# Good Start



## Dirtybirds81 (Sep 1, 2002)

Only 81 more games to lose and Lebron is ours. Keep it up NY.


----------



## Dirtybirds81 (Sep 1, 2002)

I think there is a pattern developing. 0-2, 80 more losses to go and Lebron is ours. Keep up the good work.


----------



## truth (Jul 16, 2002)

there is no stopping us now..Thank you layden,thank you


----------



## Dirtybirds81 (Sep 1, 2002)

0-4, Lose some more! There is no way the Knicks are making the playoffs.
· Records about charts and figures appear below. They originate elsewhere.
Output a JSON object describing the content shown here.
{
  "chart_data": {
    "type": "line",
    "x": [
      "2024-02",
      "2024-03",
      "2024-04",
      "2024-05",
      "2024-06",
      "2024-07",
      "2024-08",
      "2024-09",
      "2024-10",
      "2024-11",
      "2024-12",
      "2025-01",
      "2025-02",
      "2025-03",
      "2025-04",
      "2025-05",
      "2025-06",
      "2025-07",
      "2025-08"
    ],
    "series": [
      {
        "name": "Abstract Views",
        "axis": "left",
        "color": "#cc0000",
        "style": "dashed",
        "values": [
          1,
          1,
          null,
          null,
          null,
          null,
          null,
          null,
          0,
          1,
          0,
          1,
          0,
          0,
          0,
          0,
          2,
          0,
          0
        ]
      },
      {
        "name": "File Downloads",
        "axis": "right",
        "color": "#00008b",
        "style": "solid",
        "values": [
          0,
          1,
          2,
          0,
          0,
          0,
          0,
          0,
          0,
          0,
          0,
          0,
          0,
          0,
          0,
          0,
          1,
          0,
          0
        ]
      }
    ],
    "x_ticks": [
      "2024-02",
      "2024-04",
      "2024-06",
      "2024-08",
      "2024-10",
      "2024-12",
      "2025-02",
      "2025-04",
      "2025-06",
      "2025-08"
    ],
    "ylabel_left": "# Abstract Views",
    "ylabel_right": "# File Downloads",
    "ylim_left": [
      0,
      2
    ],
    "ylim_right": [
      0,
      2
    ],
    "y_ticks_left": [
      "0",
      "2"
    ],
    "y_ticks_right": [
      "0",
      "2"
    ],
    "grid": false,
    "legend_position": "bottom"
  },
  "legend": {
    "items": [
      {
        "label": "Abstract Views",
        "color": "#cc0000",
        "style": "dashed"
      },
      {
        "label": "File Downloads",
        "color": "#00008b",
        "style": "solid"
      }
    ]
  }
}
Let's focus on dead last and Lebron James.


----------



## truth (Jul 16, 2002)

0-5 is a lock since Sac-town is next...Can Layden lead us to dead last and the #1 pick???I think he has what it takes


----------



## Dirtybirds81 (Sep 1, 2002)

You speak the Truth my friend, if anyone can bring a team down to last place, Layden is the man for the job.


----------



## truth (Jul 16, 2002)

the key though is to lose all 82 and make sure he is FIRED before draft day...You know layden will pick another white european stiff of a center or worse trade the draft for,grant Hill,Penny haraway,and any other ex superstar with a career ending injury


----------



## Petey (Aug 23, 2002)

Haha, you guys don't seem to have much faith... but it's as much the coaches fault... I am pretty sure Layden didn't tell him to play McDyess until he was exhausted or broken in a meaning less game.

-Petey


----------



## Dirtybirds81 (Sep 1, 2002)

Ok, what happened to the plan? The Knicks will lose lottery balls with every win this season. If Layden doesn't get the #1 pick which is a sure thing, who knows what he'll do. Get back on track and go on a 10 game losing streak.


----------



## truth (Jul 16, 2002)

its just a bump in the road...well get back on track...i must say Nailon almost broke Stoyakovichs ankles with that crossover


----------



## Im The One (Sep 1, 2002)

How are you guys going to lose games with nailon playing like that? He better get injured soon


----------



## truth (Jul 16, 2002)

You arent kidding....The guy can flat out score,and hes not bashful..I was debating with a philly fan how good nailons crossover is....Noone believes me but he breaks peoples ankles when he crosses over..its very deceptive for a guy 6'9"240....


----------



## Dirtybirds81 (Sep 1, 2002)

Nailon is good, but I don't think he can carry an NBA team throughout the season. I hope the Knicks stay away from any winning streaks this season.


----------



## truth (Jul 16, 2002)

Thats more like it...Houston shrivels up as soon as a physical guy gets in his jock,the defense never shows up,and we get pummeled inside..KNICKS LOSE,KNICKS LOSE!!!!!!!!!!!!!!


----------



## Dirtybirds81 (Sep 1, 2002)

Good game lastnight. Yes, Houston was shutdown and Lee couldn't light it up. Keep it up! Watch out for Memphis 0-5, trying to make a run at last place. They play the Nuggets today, so they should see that first win soon.


----------



## truth (Jul 16, 2002)

Our hope is Camby comes back healthy and he plays nlike he did for us when he was healthy....I am sure we can make a big push the second half of the year and completly sukk


----------



## Dirtybirds81 (Sep 1, 2002)

C'mon guys, don't let Memphis take away your next star. West isn't dumb he knows what he needs to do. Keep up the 4th quarter letdowns!


----------